Posted 06.19.2019 | by AMRA

Telomeres are repetitive nucleotide sequences at the end of chromosomes that protect coding regions of DNA from deteriorating during cell division. Telomeres shorten not only as we age, but also when we are under stress. Shorter telomeres are linked to an increased incidence of age-related diseases such as cardiovascular disease, and to an increased risk of death. The enzyme telomerase lengthens telomeres through the addition of nucleotide repeats.

Preliminary studies show that meditation can have a protective effect on telomeres, most likely by increasing telomerase activity. Specific types of meditation may be more effective than others in maintaining telomere length. Nuygen et al. [Psychoneuroimmunology] tested whether specific types of meditation practice have a protective effect on telomere length.

The researchers randomly assigned recruits to mindfulness meditation (MM), loving-kindness meditation (LKM), or a wait-list control. Their final sample (excluding dropouts and participants with inadequate DNA samples) consisted of 142 meditation-naive recruits (average age = 49; 70% female; 81% Caucasian). MM and LKM participants attended six, hour-long, group meditation training workshops held once per week. They also received 20-minute audio-recorded guided meditations to assist in daily home practice.

MM training focused on developing open, non-judgmental attention towards breath, bodily sensations, thoughts, and feelings, as well as choiceless awareness. LKM training focused on cultivating warm feelings towards oneself, a loved one, an acquaintance, a difficult person, and all beings.

Two weeks prior to the workshops (and three weeks after) participants donated a blood sample that was used to assess white blood cell (monocyte and lymphocyte) telomere length. Participant moods and extent of meditation practice were assessed by daily diary.

All groups showed a decrease in telomere length over the course of the study. The mean decrease in telomere length was significantly less for LKM (-0.03) than for the control group (-0.08). The MM group decrease (-0.06) was midway between the other two groups, and not significantly different from either.

The average telomere length decrease for all participants combined was equivalent to a loss of 115 DNA base pairs, which is larger than one might expect over a 12-week period. Other studies suggest white blood cell telomeres shorten by an average of 15-50 base pairs per year. Changes in telomere length were unrelated to participants’ moods or home practice.

This study provides evidence that, in a sample of middle-aged adults, only loving-kindness meditation significantly decreased the degree of telomere shortening over time compared to a control group. The positive emotions associated with loving-kindness meditation may have a protective function in reducing cellular aging and maintaining wellness.

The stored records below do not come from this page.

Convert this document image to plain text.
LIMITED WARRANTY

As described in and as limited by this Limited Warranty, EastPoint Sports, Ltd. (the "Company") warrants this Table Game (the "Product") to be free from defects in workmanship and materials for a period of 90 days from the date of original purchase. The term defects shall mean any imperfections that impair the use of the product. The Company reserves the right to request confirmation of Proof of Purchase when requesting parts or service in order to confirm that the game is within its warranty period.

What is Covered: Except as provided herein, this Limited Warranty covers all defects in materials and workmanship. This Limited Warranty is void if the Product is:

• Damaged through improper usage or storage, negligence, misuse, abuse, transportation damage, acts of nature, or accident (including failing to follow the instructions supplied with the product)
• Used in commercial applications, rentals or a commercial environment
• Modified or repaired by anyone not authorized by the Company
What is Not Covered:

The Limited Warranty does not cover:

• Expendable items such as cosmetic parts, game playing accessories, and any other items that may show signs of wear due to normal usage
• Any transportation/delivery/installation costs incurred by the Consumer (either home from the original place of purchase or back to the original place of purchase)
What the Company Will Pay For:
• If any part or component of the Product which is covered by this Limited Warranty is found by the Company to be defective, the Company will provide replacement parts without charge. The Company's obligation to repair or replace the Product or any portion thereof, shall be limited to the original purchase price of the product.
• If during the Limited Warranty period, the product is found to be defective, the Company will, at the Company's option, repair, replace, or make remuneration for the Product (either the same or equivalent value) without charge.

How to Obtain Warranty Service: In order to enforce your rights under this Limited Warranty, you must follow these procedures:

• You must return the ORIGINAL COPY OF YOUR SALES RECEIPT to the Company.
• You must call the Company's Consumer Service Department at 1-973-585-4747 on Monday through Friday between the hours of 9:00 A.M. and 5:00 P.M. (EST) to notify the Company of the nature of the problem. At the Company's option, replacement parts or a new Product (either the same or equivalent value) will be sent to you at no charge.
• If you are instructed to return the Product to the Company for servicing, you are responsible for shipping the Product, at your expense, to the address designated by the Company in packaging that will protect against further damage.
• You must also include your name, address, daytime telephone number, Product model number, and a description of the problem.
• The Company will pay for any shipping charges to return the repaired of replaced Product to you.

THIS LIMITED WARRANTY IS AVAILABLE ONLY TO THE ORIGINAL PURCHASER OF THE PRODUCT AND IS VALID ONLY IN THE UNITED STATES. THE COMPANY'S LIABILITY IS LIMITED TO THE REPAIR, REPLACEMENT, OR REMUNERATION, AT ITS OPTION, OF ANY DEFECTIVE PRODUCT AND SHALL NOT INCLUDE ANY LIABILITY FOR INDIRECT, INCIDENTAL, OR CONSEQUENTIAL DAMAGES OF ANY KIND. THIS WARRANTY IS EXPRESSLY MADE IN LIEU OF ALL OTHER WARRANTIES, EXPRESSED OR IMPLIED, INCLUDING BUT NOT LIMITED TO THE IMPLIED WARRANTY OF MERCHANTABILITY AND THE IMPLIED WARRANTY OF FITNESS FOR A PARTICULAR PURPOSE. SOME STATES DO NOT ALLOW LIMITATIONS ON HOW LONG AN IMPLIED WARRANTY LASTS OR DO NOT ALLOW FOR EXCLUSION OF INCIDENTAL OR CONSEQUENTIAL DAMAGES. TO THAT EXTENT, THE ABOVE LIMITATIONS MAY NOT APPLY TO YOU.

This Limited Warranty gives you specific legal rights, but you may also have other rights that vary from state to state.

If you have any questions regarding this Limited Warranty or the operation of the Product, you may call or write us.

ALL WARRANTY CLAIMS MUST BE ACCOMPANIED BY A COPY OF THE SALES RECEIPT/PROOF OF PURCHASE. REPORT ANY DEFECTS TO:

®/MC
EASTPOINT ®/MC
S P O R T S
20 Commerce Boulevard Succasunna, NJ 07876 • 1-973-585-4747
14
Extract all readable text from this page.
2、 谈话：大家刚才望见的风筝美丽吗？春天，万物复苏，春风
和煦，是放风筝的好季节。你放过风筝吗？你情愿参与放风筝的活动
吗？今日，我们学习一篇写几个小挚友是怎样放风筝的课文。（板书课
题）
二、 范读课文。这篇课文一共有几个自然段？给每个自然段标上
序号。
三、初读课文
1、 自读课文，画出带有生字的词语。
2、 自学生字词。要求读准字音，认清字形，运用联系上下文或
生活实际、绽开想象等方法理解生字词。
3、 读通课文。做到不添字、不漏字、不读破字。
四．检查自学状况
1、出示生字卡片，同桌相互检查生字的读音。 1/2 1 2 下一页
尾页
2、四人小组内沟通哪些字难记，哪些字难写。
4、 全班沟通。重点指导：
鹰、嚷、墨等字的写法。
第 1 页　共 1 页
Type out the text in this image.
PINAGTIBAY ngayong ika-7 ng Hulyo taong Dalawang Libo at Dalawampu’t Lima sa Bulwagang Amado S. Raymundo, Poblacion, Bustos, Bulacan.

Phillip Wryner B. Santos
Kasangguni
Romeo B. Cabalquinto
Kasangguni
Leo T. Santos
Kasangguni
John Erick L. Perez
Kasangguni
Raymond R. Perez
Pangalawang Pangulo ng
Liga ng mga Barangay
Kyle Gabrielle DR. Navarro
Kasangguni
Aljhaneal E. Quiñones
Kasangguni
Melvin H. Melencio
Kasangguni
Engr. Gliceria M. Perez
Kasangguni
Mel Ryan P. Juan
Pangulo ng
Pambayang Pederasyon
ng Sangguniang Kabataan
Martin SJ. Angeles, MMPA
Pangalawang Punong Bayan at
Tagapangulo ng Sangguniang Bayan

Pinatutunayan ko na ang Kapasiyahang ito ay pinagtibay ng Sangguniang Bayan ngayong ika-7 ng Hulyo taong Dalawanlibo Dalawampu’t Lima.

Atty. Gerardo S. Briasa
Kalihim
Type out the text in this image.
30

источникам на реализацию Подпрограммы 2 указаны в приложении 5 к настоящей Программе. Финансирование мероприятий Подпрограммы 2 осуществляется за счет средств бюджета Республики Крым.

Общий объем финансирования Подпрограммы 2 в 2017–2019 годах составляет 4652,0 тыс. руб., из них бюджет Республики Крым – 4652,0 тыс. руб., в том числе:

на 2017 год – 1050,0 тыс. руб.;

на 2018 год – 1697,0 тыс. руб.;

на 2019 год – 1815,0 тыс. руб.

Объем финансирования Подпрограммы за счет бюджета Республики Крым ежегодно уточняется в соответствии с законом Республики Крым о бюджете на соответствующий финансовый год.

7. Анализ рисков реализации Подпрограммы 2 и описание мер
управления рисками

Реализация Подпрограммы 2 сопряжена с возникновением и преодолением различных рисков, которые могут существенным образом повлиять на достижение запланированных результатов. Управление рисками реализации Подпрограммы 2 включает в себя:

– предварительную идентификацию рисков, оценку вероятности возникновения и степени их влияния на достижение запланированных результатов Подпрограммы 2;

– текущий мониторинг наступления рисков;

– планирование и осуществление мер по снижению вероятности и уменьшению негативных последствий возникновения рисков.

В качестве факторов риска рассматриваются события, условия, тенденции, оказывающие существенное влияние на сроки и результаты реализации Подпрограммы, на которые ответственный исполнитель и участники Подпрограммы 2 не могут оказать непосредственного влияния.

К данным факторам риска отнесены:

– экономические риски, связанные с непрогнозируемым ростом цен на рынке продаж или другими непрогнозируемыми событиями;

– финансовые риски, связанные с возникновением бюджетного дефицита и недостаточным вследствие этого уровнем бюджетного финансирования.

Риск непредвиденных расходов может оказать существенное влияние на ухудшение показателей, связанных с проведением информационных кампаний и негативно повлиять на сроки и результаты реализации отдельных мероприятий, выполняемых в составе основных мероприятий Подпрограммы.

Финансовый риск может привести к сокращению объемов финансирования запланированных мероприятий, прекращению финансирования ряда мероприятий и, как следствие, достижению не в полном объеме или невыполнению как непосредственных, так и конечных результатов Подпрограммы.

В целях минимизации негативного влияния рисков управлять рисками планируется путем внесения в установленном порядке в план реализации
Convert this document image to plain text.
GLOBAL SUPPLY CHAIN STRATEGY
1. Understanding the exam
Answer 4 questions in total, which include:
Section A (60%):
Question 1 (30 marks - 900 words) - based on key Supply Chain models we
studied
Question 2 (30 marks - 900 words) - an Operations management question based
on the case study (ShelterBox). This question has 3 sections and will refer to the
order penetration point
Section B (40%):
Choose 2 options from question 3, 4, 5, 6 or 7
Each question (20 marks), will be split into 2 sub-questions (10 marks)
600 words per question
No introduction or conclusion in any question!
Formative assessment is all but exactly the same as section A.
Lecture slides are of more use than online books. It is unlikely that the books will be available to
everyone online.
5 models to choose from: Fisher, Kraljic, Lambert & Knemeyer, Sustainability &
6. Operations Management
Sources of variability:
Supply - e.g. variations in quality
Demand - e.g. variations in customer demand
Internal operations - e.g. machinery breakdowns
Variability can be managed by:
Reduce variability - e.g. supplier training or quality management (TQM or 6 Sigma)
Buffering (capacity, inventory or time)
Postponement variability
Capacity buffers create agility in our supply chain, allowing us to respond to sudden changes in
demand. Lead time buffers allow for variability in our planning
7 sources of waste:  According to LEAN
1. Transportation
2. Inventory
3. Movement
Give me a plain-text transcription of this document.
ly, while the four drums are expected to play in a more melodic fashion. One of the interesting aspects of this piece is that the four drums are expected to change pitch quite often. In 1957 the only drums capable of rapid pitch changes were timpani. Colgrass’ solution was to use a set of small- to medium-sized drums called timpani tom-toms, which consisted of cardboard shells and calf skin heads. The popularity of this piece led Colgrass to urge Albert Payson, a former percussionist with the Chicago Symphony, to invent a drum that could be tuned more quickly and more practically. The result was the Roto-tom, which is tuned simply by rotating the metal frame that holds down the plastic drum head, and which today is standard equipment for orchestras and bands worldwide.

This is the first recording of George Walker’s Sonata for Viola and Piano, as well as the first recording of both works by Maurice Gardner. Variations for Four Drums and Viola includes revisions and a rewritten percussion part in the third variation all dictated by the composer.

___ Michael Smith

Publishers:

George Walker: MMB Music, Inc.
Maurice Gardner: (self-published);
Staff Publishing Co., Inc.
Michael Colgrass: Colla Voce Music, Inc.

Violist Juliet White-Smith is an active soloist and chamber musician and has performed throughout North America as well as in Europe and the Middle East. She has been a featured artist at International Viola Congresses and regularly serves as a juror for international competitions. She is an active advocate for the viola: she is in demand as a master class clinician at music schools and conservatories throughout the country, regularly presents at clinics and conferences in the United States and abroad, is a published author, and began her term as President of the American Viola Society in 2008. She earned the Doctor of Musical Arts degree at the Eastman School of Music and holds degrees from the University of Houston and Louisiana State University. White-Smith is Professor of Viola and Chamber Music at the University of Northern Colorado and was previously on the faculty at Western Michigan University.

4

Other factors, however, cannot be ruled out. The fact that this effect was unrelated to mood or home meditation practice makes it hard to specify what it is about LKM training that helped.

The study could not rule out changes in the relative proportion of different white blood cell types present in the blood samples over time that could potentially lead to spurious measures of telomere change. The unexpectedly large magnitude of overall telomere shortening over a relatively brief time span also raises the possibility of unknown collection or assay discrepancies between this study and prior studies.

Reference:

Nguyen, K. D., Lin, J., Algoe, S. B., Brantley, M. M., Kim, S. L., Brantley, J., . . . Fredrickson, B. L. (2019). Loving-Kindness meditation slows biological aging in novices: Evidence from a 12-week randomized controlled trial. Psychoneuroendocrinology.